I should also take the opportunity to mention the fabulous jacket design for the book – David Mann has done a tremendous job on the book; so much so that when I received my copy I thought it contained an actual vinyl record. The embellishments to the cover help in my opinion make the book striking and I’m sure will no doubt raise interest and help bring this book to the attention of the music fan in all of us.
Should you judge a book by its cover – with ‘The Forensic Records Society’ you should!
‘Hours later I woke up alone in a strange bed.

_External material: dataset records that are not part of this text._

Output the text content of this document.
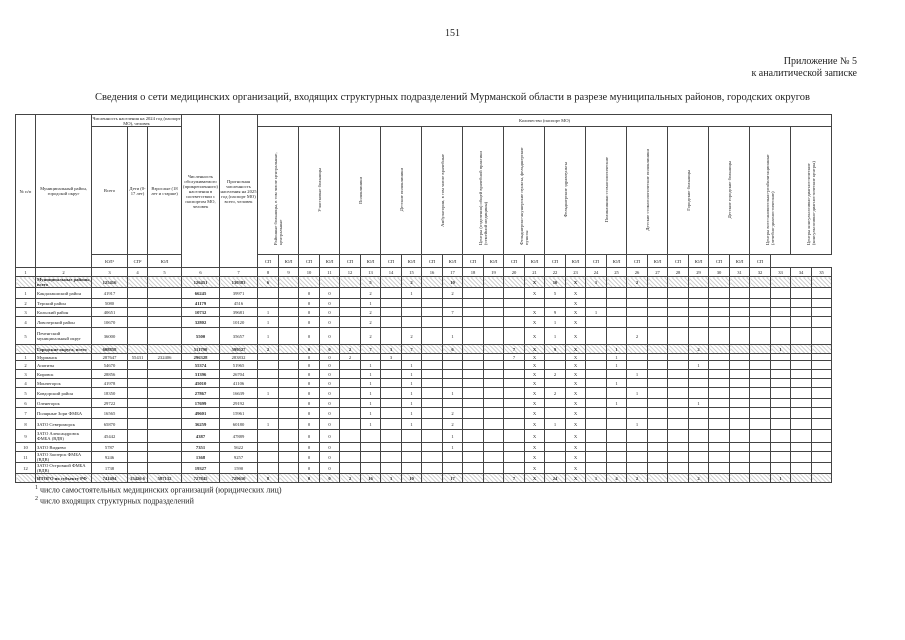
151
Приложение № 5
к аналитической записке
Сведения о сети медицинских организаций, входящих структурных подразделений Мурманской области в разрезе муниципальных районов, городских округов
№ п/п	Муниципальный район, городской округ	Численность населения на 2024 год (паспорт МО), человек			Численность обслуживаемого (прикрепленного) населения в соответствии с паспортом МО, человек	Прогнозная численность населения на 2025 год (паспорт МО) всего, человек	Количество (паспорт МО)																											
		Всего	Дети (0-17 лет)	Взрослые (18 лет и старше)			Районные больницы, в том числе центральные, центральные		Участковые больницы		Поликлиники		Детские поликлиники		Амбулатории, в том числе врачебные		Центры (отделения) общей врачебной практики (семейной медицины)		Фельдшерско-акушерские пункты, фельдшерские пункты		Фельдшерские здравпункты		Поликлиники стоматологические		Детские стоматологические поликлиники		Городские больницы		Детские городские больницы		Центры восстановительно-реабилитационные (лечебно-диагностические)		Центры консультативно-диагностические (консультативно-диагностические центры)	
		ЮЛ¹	СП²	ЮЛ			СП	ЮЛ	СП	ЮЛ	СП	ЮЛ	СП	ЮЛ	СП	ЮЛ	СП	ЮЛ	СП	ЮЛ	СП	ЮЛ	СП	ЮЛ	СП	ЮЛ	СП	ЮЛ	СП	ЮЛ	СП			
1	2	3	4	5	6	7	8	9	10	11	12	13	14	15	16	17	18	19	20	21	22	23	24	25	26	27	28	29	30	31	32	33	34	35
	Муниципальные районы, всего	125416			126451	130383	6					5		2		10				X	10	X	1		2									
1	Кандалакшский район	41917			66245	39971			0	0		2		1		2				X	5	X												
2	Терский район	5080			41179	4516			0	0		1										X												
3	Кольский район	40651			10732	39681	1		0	0		2				7				X	9	X	1											
4	Ловозерский район	10670			32802	10120	1		0	0		2								X	1	X												
5	Печенгский муниципальный округ	36000			5500	35657	1		0	0		2		2		1				X	1	X			2									
	Городские округа, всего	608858			511790	599527	2		0	0	2	7	3	7		6			7	X	9	X		1				2				1		
1	Мурманск	287647	55431	232406	296328	283832			0	0	2		3						7	X		X		1										
2	Апатиты	54670			55374	51965			0	0		1		1						X		X		1				1						
3	Кировск	28856			31396	26704			0	0		1		1						X	2	X			1									
4	Мончегорск	41978			45010	41106			0	0		1		1						X		X		1										
5	Ковдорский район	18350			27867	16639	1		0	0		1		1		1				X	2	X			1									
6	Оленегорск	29722			17699	29192			0	0		1		1						X		X		1				1						
7	Полярные Зори ФМБА	16565			49601	15961			0	0		1		1		2				X		X												
8	ЗАТО Североморск	65870			36259	60180	1		0	0		1		1		2				X	1	X			1									
9	ЗАТО Александровск ФМБА (ВДВ)	45442			4387	47889			0	0						1				X		X												
10	ЗАТО Видяево	5787			7351	5622			0	0						1				X		X												
11	ЗАТО Заозерск ФМБА (ВДВ)	9246			1368	9257			0	0										X		X												
12	ЗАТО Островной ФМБА (ВДВ)	1738			19327	1590			0	0										X		X												
	ИТОГО по субъекту РФ	741494	15426 6	587132	727845	729610	8		0	0	2	16	3	10		17			7	X	24	X	1	4	2			2				1		
$^1$ число самостоятельных медицинских организаций (юридических лиц)
$^2$ число входящих структурных подразделений
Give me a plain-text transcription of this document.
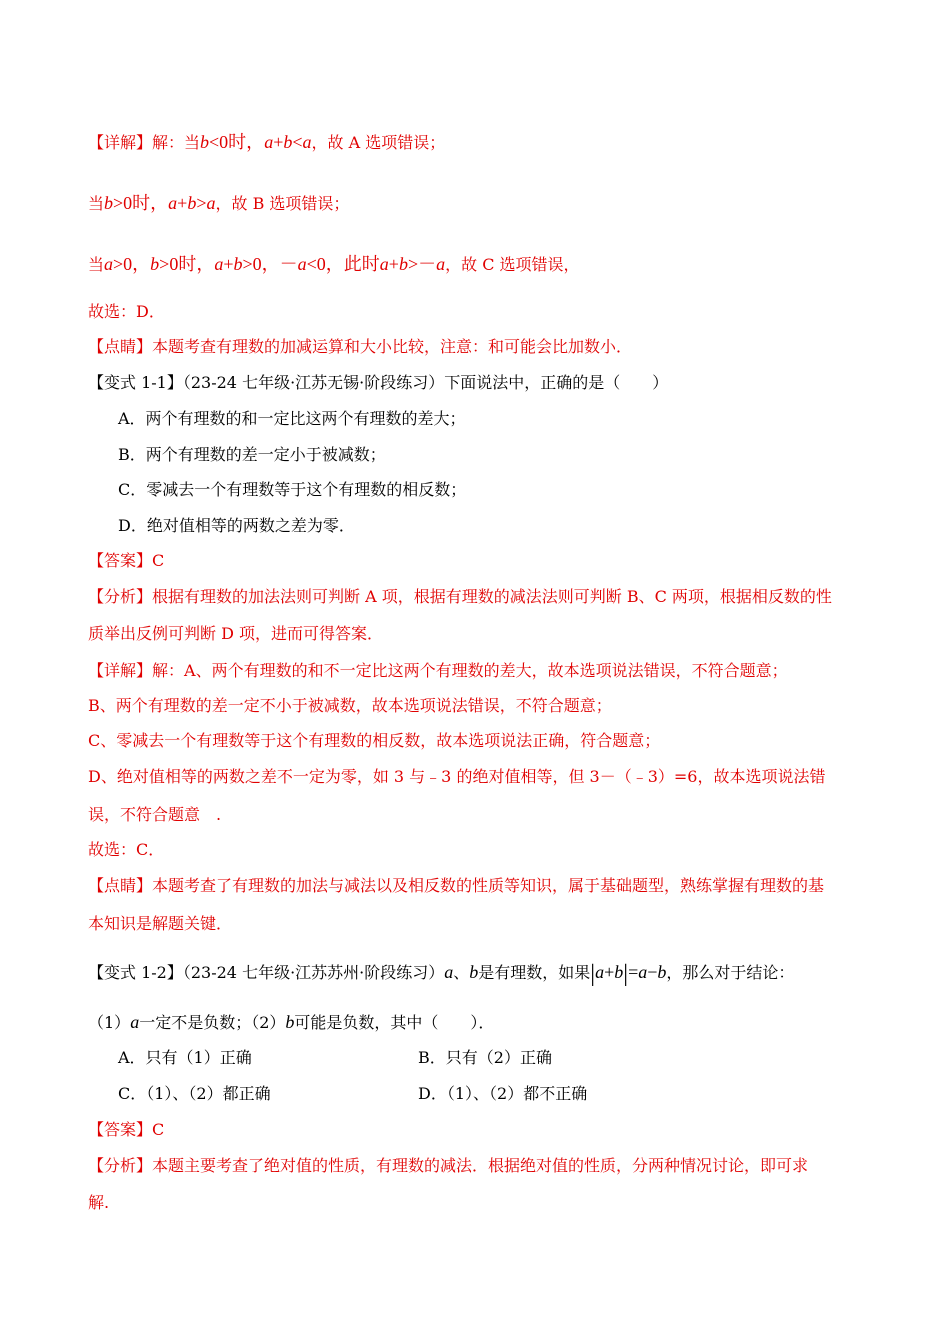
【详解】解：当b<0时，a+b<a，故 A 选项错误；
当b>0时，a+b>a，故 B 选项错误；
当a>0，b>0时，a+b>0，－a<0，此时a+b>－a，故 C 选项错误，
故选：D．
【点睛】本题考查有理数的加减运算和大小比较，注意：和可能会比加数小．
【变式 1-1】（23-24 七年级·江苏无锡·阶段练习）下面说法中，正确的是（　　）
A．两个有理数的和一定比这两个有理数的差大；
B．两个有理数的差一定小于被减数；
C．零减去一个有理数等于这个有理数的相反数；
D．绝对值相等的两数之差为零．
【答案】C
【分析】根据有理数的加法法则可判断 A 项，根据有理数的减法法则可判断 B、C 两项，根据相反数的性
质举出反例可判断 D 项，进而可得答案．
【详解】解：A、两个有理数的和不一定比这两个有理数的差大，故本选项说法错误，不符合题意；
B、两个有理数的差一定不小于被减数，故本选项说法错误，不符合题意；
C、零减去一个有理数等于这个有理数的相反数，故本选项说法正确，符合题意；
D、绝对值相等的两数之差不一定为零，如 3 与﹣3 的绝对值相等，但 3－（﹣3）=6，故本选项说法错
误，不符合题意　.
故选：C．
【点睛】本题考查了有理数的加法与减法以及相反数的性质等知识，属于基础题型，熟练掌握有理数的基
本知识是解题关键．
【变式 1-2】（23-24 七年级·江苏苏州·阶段练习）a、b是有理数，如果|a+b|=a−b，那么对于结论：
（1）a一定不是负数；（2）b可能是负数，其中（　　）．
A．只有（1）正确	B．只有（2）正确
C．（1）、（2）都正确	D．（1）、（2）都不正确
【答案】C
【分析】本题主要考查了绝对值的性质，有理数的减法．根据绝对值的性质，分两种情况讨论，即可求
解.
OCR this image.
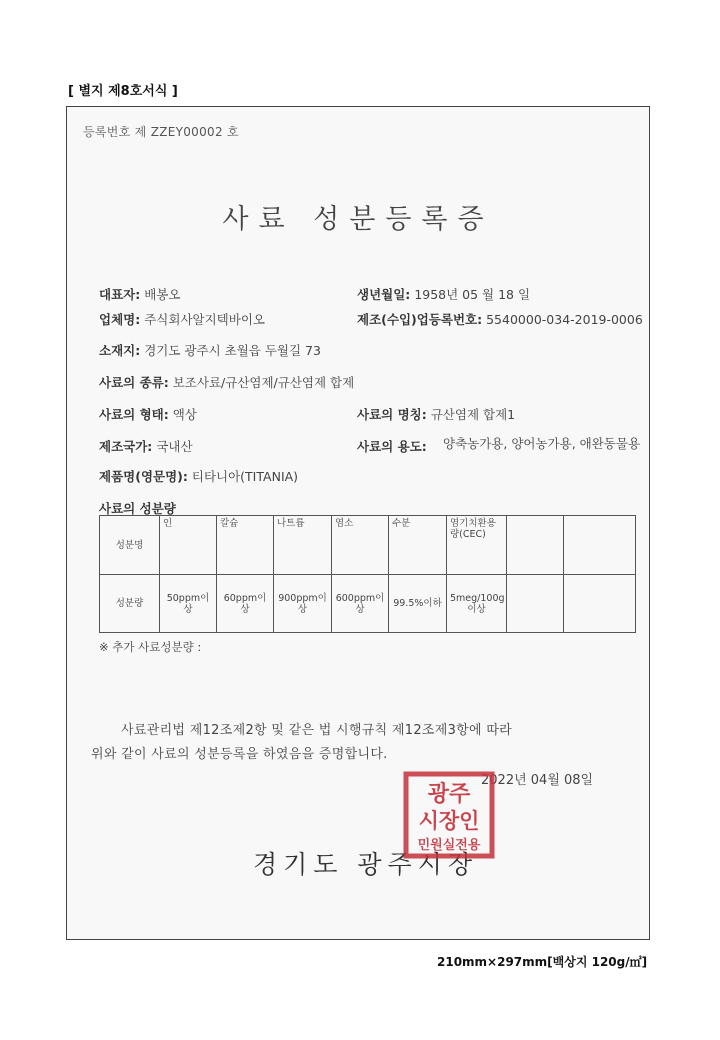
[ 별지 제8호서식 ]
등록번호 제 ZZEY00002 호
사료 성분등록증
대표자: 배봉오	생년월일: 1958년 05 월 18 일
업체명: 주식회사알지텍바이오	제조(수입)업등록번호: 5540000-034-2019-0006
소재지: 경기도 광주시 초월읍 두월길 73
사료의 종류: 보조사료/규산염제/규산염제 합제
사료의 형태: 액상	사료의 명칭: 규산염제 합제1
제조국가: 국내산	사료의 용도: 양축농가용, 양어농가용, 애완동물용
제품명(영문명): 티타니아(TITANIA)
사료의 성분량
성분명	인	칼슘	나트륨	염소	수분	염기치환용량(CEC)		
성분량	50ppm이상	60ppm이상	900ppm이상	600ppm이상	99.5%이하	5meg/100g이상		
※ 추가 사료성분량 :
사료관리법 제12조제2항 및 같은 법 시행규칙 제12조제3항에 따라
위와 같이 사료의 성분등록을 하였음을 증명합니다.
2022년 04월 08일
경기도 광주시장
광주
시장인
민원실전용
210mm×297mm[백상지 120g/㎡]
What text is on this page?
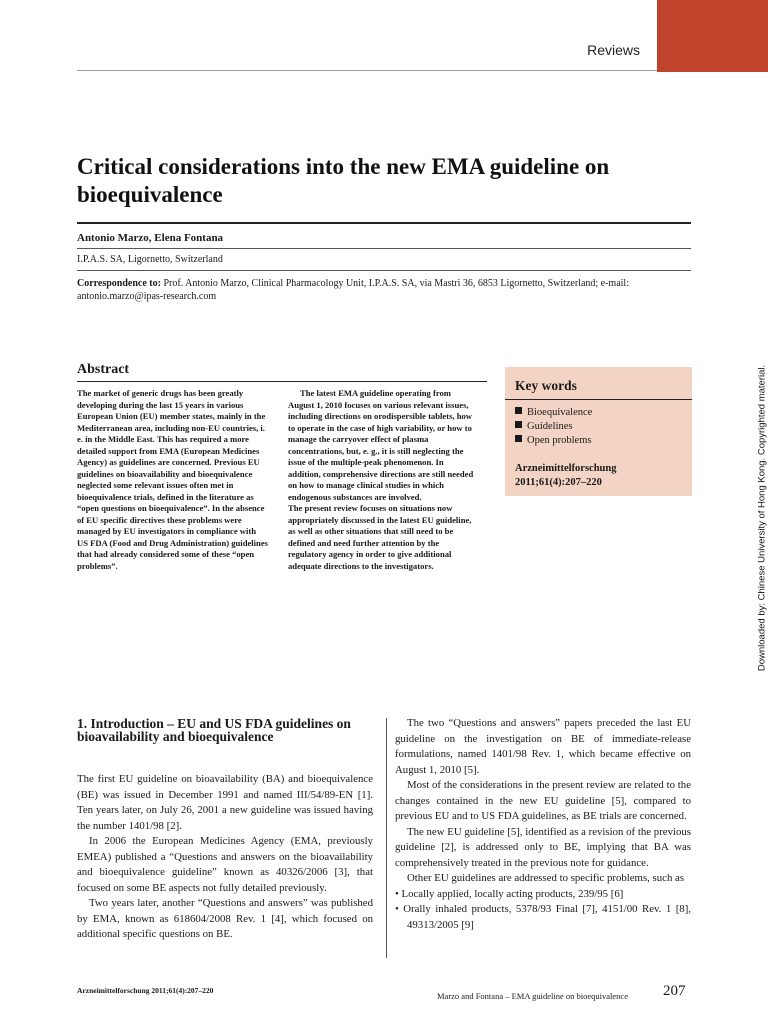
Reviews
Critical considerations into the new EMA guideline on bioequivalence
Antonio Marzo, Elena Fontana
I.P.A.S. SA, Ligornetto, Switzerland
Correspondence to: Prof. Antonio Marzo, Clinical Pharmacology Unit, I.P.A.S. SA, via Mastri 36, 6853 Ligornetto, Switzerland; e-mail: antonio.marzo@ipas-research.com
Abstract

The market of generic drugs has been greatly developing during the last 15 years in various European Union (EU) member states, mainly in the Mediterranean area, including non-EU countries, i. e. in the Middle East. This has required a more detailed support from EMA (European Medicines Agency) as guidelines are concerned. Previous EU guidelines on bioavailability and bioequivalence neglected some relevant issues often met in bioequivalence trials, defined in the literature as “open questions on bioequivalence”. In the absence of EU specific directives these problems were managed by EU investigators in compliance with US FDA (Food and Drug Administration) guidelines that had already considered some of these “open problems”.

The latest EMA guideline operating from August 1, 2010 focuses on various relevant issues, including directions on orodispersible tablets, how to operate in the case of high variability, or how to manage the carryover effect of plasma concentrations, but, e. g., it is still neglecting the issue of the multiple-peak phenomenon. In addition, comprehensive directions are still needed on how to manage clinical studies in which endogenous substances are involved.

The present review focuses on situations now appropriately discussed in the latest EU guideline, as well as other situations that still need to be defined and need further attention by the regulatory agency in order to give additional adequate directions to the investigators.

Key words
Bioequivalence
Guidelines
Open problems
Arzneimittelforschung
2011;61(4):207–220	Downloaded by: Chinese University of Hong Kong. Copyrighted material.
1. Introduction – EU and US FDA guidelines on bioavailability and bioequivalence

The first EU guideline on bioavailability (BA) and bioequivalence (BE) was issued in December 1991 and named III/54/89-EN [1]. Ten years later, on July 26, 2001 a new guideline was issued having the number 1401/98 [2].

In 2006 the European Medicines Agency (EMA, previously EMEA) published a “Questions and answers on the bioavailability and bioequivalence guideline” known as 40326/2006 [3], that focused on some BE aspects not fully detailed previously.

Two years later, another “Questions and answers” was published by EMA, known as 618604/2008 Rev. 1 [4], which focused on additional specific questions on BE.

The two “Questions and answers” papers preceded the last EU guideline on the investigation on BE of immediate-release formulations, named 1401/98 Rev. 1, which became effective on August 1, 2010 [5].

Most of the considerations in the present review are related to the changes contained in the new EU guideline [5], compared to previous EU and to US FDA guidelines, as BE trials are concerned.

The new EU guideline [5], identified as a revision of the previous guideline [2], is addressed only to BE, implying that BA was comprehensively treated in the previous note for guidance.

Other EU guidelines are addressed to specific problems, such as

• Locally applied, locally acting products, 239/95 [6]
• Orally inhaled products, 5378/93 Final [7], 4151/00 Rev. 1 [8], 49313/2005 [9]
Arzneimittelforschung 2011;61(4):207–220
Marzo and Fontana – EMA guideline on bioequivalence 207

I had no idea where I was, but in the next room I could hear music.’
Magnus Mills is the author of The Field of the Cloth of Gold and eight other novels, including The Restraint of Beasts, which won the McKitterick Prize and was shortlisted for both the Booker Prize and the Whitbread (now the Costa) First Novel Award in 1999. His most recent novel, The Field of the Cloth of Gold was published to great critical acclaim and was shortlisted for the Goldsmiths Prize 2015. His books have been translated into twenty languages. He lives in London.
The Forensic Record Society was published by Bloomsbury Publishing on 6th April 2017.